Cubic IDE is a proprietary, modular integrated development environment (IDE) for AmigaOS versions 3.5 and 3.9 and MorphOS. Its central editor is GoldED 8, which supports file type centric configuration.

== Requirements ==
Cubic IDE requires a 68k CPU, 4 to 8 MB of RAM for runtime and around 64 MB of RAM when compiling larger projects, and 4 MB to 650 MB of free hard drive space. A minimum resolution of 800x600 pixels is also required.
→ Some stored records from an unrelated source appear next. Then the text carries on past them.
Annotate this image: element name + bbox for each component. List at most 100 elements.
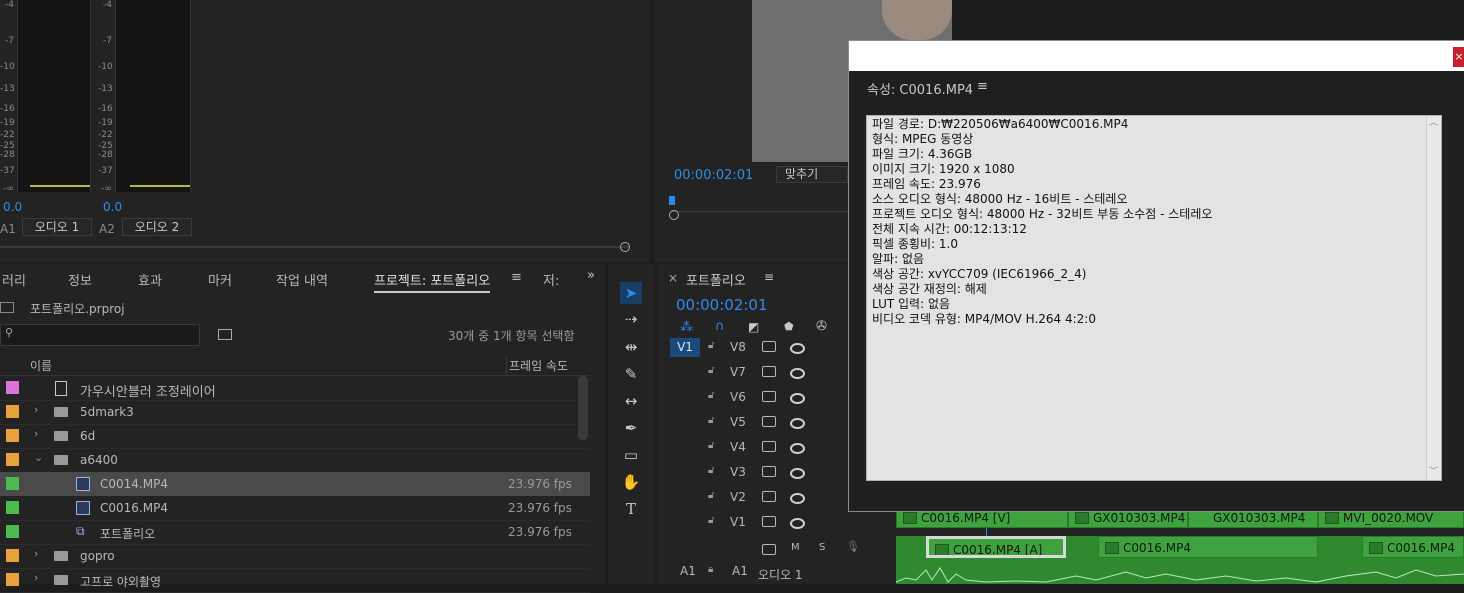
sync-lock-icon[interactable]: [762, 516, 776, 527]
program-timecode[interactable]: 00:00:02:01: [674, 168, 753, 183]
hand-tool-icon[interactable]: ✋: [620, 471, 642, 493]
sequence-menu-icon[interactable]: ≡: [764, 270, 774, 284]
audio-clip-c0016-c[interactable]: C0016.MP4: [1362, 536, 1464, 558]
project-item-row[interactable]: › 5dmark3: [0, 400, 590, 425]
dialog-close-button[interactable]: ×: [1453, 47, 1464, 67]
track-lock-icon[interactable]: 🔓︎: [708, 440, 714, 451]
project-item-row[interactable]: ⌄ a6400: [0, 448, 590, 473]
label-color-swatch[interactable]: [6, 453, 19, 466]
sync-lock-icon[interactable]: [762, 366, 776, 377]
track-name[interactable]: V3: [730, 465, 746, 479]
label-color-swatch[interactable]: [6, 549, 19, 562]
label-color-swatch[interactable]: [6, 573, 19, 586]
audio-sync-icon[interactable]: [762, 544, 776, 555]
scroll-up-icon[interactable]: ︿: [1429, 116, 1438, 131]
monitor-scroll-handle[interactable]: [669, 210, 679, 220]
eye-icon[interactable]: [790, 468, 805, 479]
sync-lock-icon[interactable]: [762, 466, 776, 477]
audio-clip-c0016-a[interactable]: C0016.MP4 [A]: [926, 536, 1066, 558]
track-lock-icon[interactable]: 🔓︎: [708, 415, 714, 426]
column-name[interactable]: 이름: [30, 357, 52, 374]
sync-lock-icon[interactable]: [762, 341, 776, 352]
sync-lock-icon[interactable]: [762, 391, 776, 402]
project-item-row[interactable]: › 고프로 야외촬영: [0, 568, 590, 593]
properties-scrollbar[interactable]: ︿ ﹀: [1426, 116, 1441, 480]
track-name[interactable]: V6: [730, 390, 746, 404]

No official support is given for operating systems newer than AmigaOS 3.9 and MorphOS 1.4, as the developer does not have a system running versions newer than these to test it on.

== Features ==
The IDE includes features such as syntax highlighting for several programming languages, folding, a symbol browser, a project explorer, an installation assistant (to create installations), support for creating Rexx macros and autodoc documentation, makefile generation, dialogs to set compiler options, automatic completion of OS symbols and clickable compiler output (jump to error). Compiler integration is available for popular C/C++ compilers for the supported platforms: GCC, vbcc, SAS/C and StormC3. Several compilers for AmigaOS 3, AmigaOS 4, PowerUP, WarpOS and MorphOS are included and integrated into the development environment.

All aspects of the IDE are configurable.